Wedding Customs & Traditions Forum

Is a rehearsal even necessary?

FI's dad asked us what we're doing for the rehearsal dinner.  (I assume he had anticipated hosting?)  But I hadn't really even planned on having a rehearsal.  Do we need one?  We're not having attendants, we won't have access to our venue before the evening of our wedding, it's a business open during business hours and is rented out the previous night.  I had kind of expected we'd just meet with the officiant within a week or two of the wedding to finalize what wording we want used, his "program" for the ceremony, etc.  Then we'd show up early at the venue and make sure we're clear on where we will stand, and make sure the employees know what song we want played.  It's an evening wedding, and we'll be doing photos in the afternoon, then probably move to the venue after 5 when they close, and do some more photos there, along with any last minute set-up, with the ceremony following at 6:30 or 7.

Is there more we need to do, rehearsing-wise? 

We may decide to to something the night before if we end up having many out of town guests coming, like invite them all to come out with us to a local piano bar at 9 pm or something, but would that require to be hosted?

Re: Is a rehearsal even necessary?

  • Sounds like you definitely don't need one.
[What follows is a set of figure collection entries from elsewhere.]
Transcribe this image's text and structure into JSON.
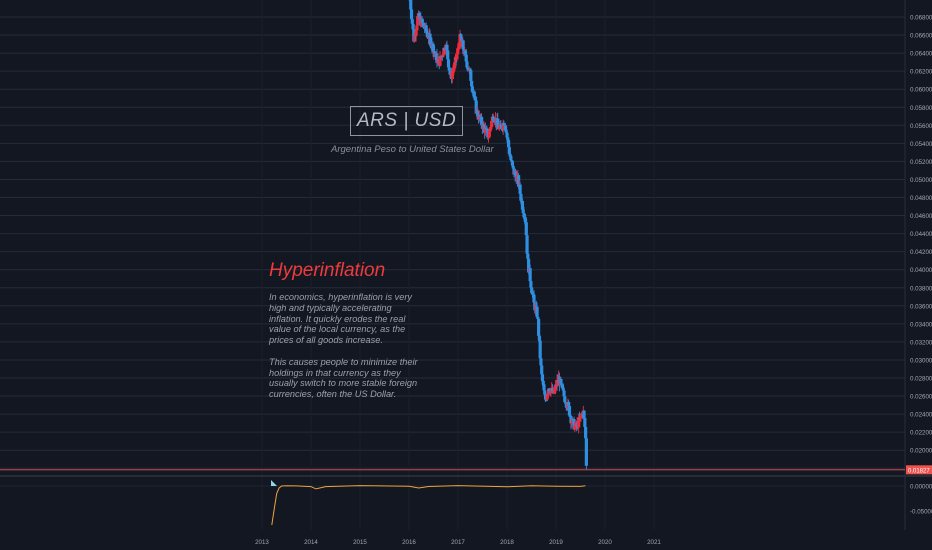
{
  "annotation_box": {
    "label": "ARS | USD",
    "subtitle": "Argentina Peso to United States Dollar"
  },
  "annotation_text": {
    "title": "Hyperinflation",
    "paragraph1": "In economics, hyperinflation is very high and typically accelerating inflation. It quickly erodes the real value of the local currency, as the prices of all goods increase.",
    "paragraph2": "This causes people to minimize their holdings in that currency as they usually switch to more stable foreign currencies, often the US Dollar."
  },
  "colors": {
    "background": "#131722",
    "grid": "#262b38",
    "up": "#ef2b3b",
    "down": "#2f8fe0",
    "price_line": "#ef5350",
    "osc_line": "#f0a33a",
    "axis_text": "#a3a6af"
  },
  "chart_data": [
    {
      "type": "candlestick",
      "y_axis_ticks": [
        "0.06800",
        "0.06600",
        "0.06400",
        "0.06200",
        "0.06000",
        "0.05800",
        "0.05600",
        "0.05400",
        "0.05200",
        "0.05000",
        "0.04800",
        "0.04600",
        "0.04400",
        "0.04200",
        "0.04000",
        "0.03800",
        "0.03600",
        "0.03400",
        "0.03200",
        "0.03000",
        "0.02800",
        "0.02600",
        "0.02400",
        "0.02200",
        "0.02000",
        "0.01800"
      ],
      "ylim": [
        0.0178,
        0.07
      ],
      "x_axis_ticks": [
        "2013",
        "2014",
        "2015",
        "2016",
        "2017",
        "2018",
        "2019",
        "2020",
        "2021"
      ],
      "last_price_label": "0.01827",
      "price_path": [
        {
          "x": 2016.02,
          "y": 0.07
        },
        {
          "x": 2016.1,
          "y": 0.0655
        },
        {
          "x": 2016.18,
          "y": 0.068
        },
        {
          "x": 2016.3,
          "y": 0.067
        },
        {
          "x": 2016.45,
          "y": 0.0652
        },
        {
          "x": 2016.6,
          "y": 0.0628
        },
        {
          "x": 2016.75,
          "y": 0.065
        },
        {
          "x": 2016.85,
          "y": 0.0612
        },
        {
          "x": 2016.95,
          "y": 0.063
        },
        {
          "x": 2017.05,
          "y": 0.0658
        },
        {
          "x": 2017.15,
          "y": 0.0635
        },
        {
          "x": 2017.25,
          "y": 0.0616
        },
        {
          "x": 2017.38,
          "y": 0.0575
        },
        {
          "x": 2017.5,
          "y": 0.056
        },
        {
          "x": 2017.62,
          "y": 0.0548
        },
        {
          "x": 2017.72,
          "y": 0.0572
        },
        {
          "x": 2017.85,
          "y": 0.0555
        },
        {
          "x": 2017.95,
          "y": 0.0565
        },
        {
          "x": 2018.05,
          "y": 0.053
        },
        {
          "x": 2018.12,
          "y": 0.051
        },
        {
          "x": 2018.22,
          "y": 0.05
        },
        {
          "x": 2018.3,
          "y": 0.0475
        },
        {
          "x": 2018.38,
          "y": 0.0455
        },
        {
          "x": 2018.42,
          "y": 0.041
        },
        {
          "x": 2018.5,
          "y": 0.038
        },
        {
          "x": 2018.55,
          "y": 0.0362
        },
        {
          "x": 2018.62,
          "y": 0.035
        },
        {
          "x": 2018.7,
          "y": 0.0285
        },
        {
          "x": 2018.78,
          "y": 0.0255
        },
        {
          "x": 2018.85,
          "y": 0.027
        },
        {
          "x": 2018.95,
          "y": 0.0262
        },
        {
          "x": 2019.05,
          "y": 0.028
        },
        {
          "x": 2019.15,
          "y": 0.0262
        },
        {
          "x": 2019.25,
          "y": 0.0248
        },
        {
          "x": 2019.32,
          "y": 0.0232
        },
        {
          "x": 2019.4,
          "y": 0.0225
        },
        {
          "x": 2019.5,
          "y": 0.0235
        },
        {
          "x": 2019.55,
          "y": 0.0245
        },
        {
          "x": 2019.6,
          "y": 0.022
        },
        {
          "x": 2019.62,
          "y": 0.0185
        }
      ]
    },
    {
      "type": "line",
      "y_axis_ticks": [
        "0.00000",
        "-0.05000"
      ],
      "ylim": [
        -0.08,
        0.02
      ],
      "x": [
        2013.2,
        2013.25,
        2013.3,
        2013.35,
        2013.4,
        2013.5,
        2013.7,
        2014.0,
        2014.1,
        2014.3,
        2015.0,
        2016.0,
        2016.2,
        2016.4,
        2017.0,
        2018.0,
        2018.5,
        2019.0,
        2019.5,
        2019.6
      ],
      "values": [
        -0.078,
        -0.045,
        -0.015,
        -0.004,
        0.0,
        0.0006,
        0.0003,
        -0.0012,
        -0.0058,
        -0.0012,
        0.0008,
        -0.0005,
        -0.004,
        -0.001,
        0.0008,
        -0.0015,
        0.0006,
        -0.0004,
        -0.0008,
        0.0005
      ]
    }
  ]
}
With no attendants, you should be completely fine. I would definitely skip it in your case. 

    As far as a get together, if you just say "hey, we'll be at X around X:00 if you want to come!" its fine. No invites or anything. I think it would be nice to provide some apps and maybe a round, but it's not required.
  • Thanks - that's what I was hoping.  Both my sisters were married last year, and the rehearsals (for everyone except the bride & groom) seemed to be a bunch of bored people standing around while the minister spoke to the bride & groom about what they would say and when they would say it.  As attendants, we were told, "start walking when the couple in front of you gets to here," and "stand there."  And lots and lots of people at one who weren't in the wedding party (groom's family, I guess).
  • I would skip it too, just think in advance about a few things (and talk it over w/ your officiant and FI):

    -Are you going to be holding a bouquet? If so, what are you going to do with it when you need your hands free to exchange rings? (put it on the ground? hand to someone? who?)

    -Who is going to have the rings in advance? 

    -And, to avoid an awkward moment, I was really glad that my dad and now-H talked in advance about what was going to happen exactly when my dad and I got up front (between H and dad: handshake vs. hug?). Maybe I am weird but I would have slightly stressed about that exchange. 

    -Also, the rehearsal was good for seeing what volume everybody needed to speak at in order to be heard in the back. (we did not have amplification) So make sure you are loud enough! 
  • Thanks, these are great points!

    I will have a bouquet, and I'll just hand it to whichever person in my family that's seated the closest.  We'll be within reaching distance, it's a small space. 

    I'll ask FI if he wants to hold the rings in his pocket or have his best friend or his dad give them to him.  We'll make sure whoever it is sits in the front!

    I'm still planning on walking alone, but we'll see.  Something to think about.
  • We didn't have one.  We also had no attendant and there was no formal seating of our parents.  FI walked in with our officant.  I walked in after with my DS and then handed my bouquet to someone in the front row.
  • For your situation, I doubt it. But in general I would always say YES! Especially if you have unqiue aspects to your wedding. I had a rehearsal that lasted over an hour, but we had half a family who didnt speak English, and we had a very unique ceremony. Despite three quick run-throughs the priest still messed up the day-of. Wasn't a big deal or very noticable, but I did have to stop him in the ceremony and point out that he skipped a whole section...so we just backtracked and went through things differently. However, with no attendants, no unqiue or different aspects, and having actually met you officiant before hand (as a military bride I did not have that privilege) then you probably do not need a rehearsal.

    However, a dinner would be nice, especially if people are traveling for your wedding or if the two families have not really met before. It is nice to host a small dinner, present your parents any small gifts or token (since you dont have a wedding party to present gifts to) ect. If you have neither travelers, or family who have not met often, and no gifts to give, then you probably don't need a formal dinner. Although a BBQ or home party might be a nice relaxing even before your big day.

  • Not for you, I wouldn't think. We needed it because we had an organist who needed to know timing and a party of eleven attendants who were walking in one-by-one instead of in pairs.

  • I think rehearsal are only required for very formal events, or when many people are involved in the wedding party (and ceremony). It is useful because this way, you make sure everybody knows what to do, when to do it, and it ensures things go smoothly on the wedding day.

    We won't have one, as our wedding will consist on a short, civil ceremony, then a private reception in a cottage. Nobody needs to rehearse anything, we will only recite our vows and our officiant will read the laws and make us sign the papers. 
  • If FI's parents want to host a dinner the night before the wedding, you can certainly let them do that. But you don't really need to do the rehearsal in your case it sounds. I'd recommend it if you were in a church or having a more complicated ceremony.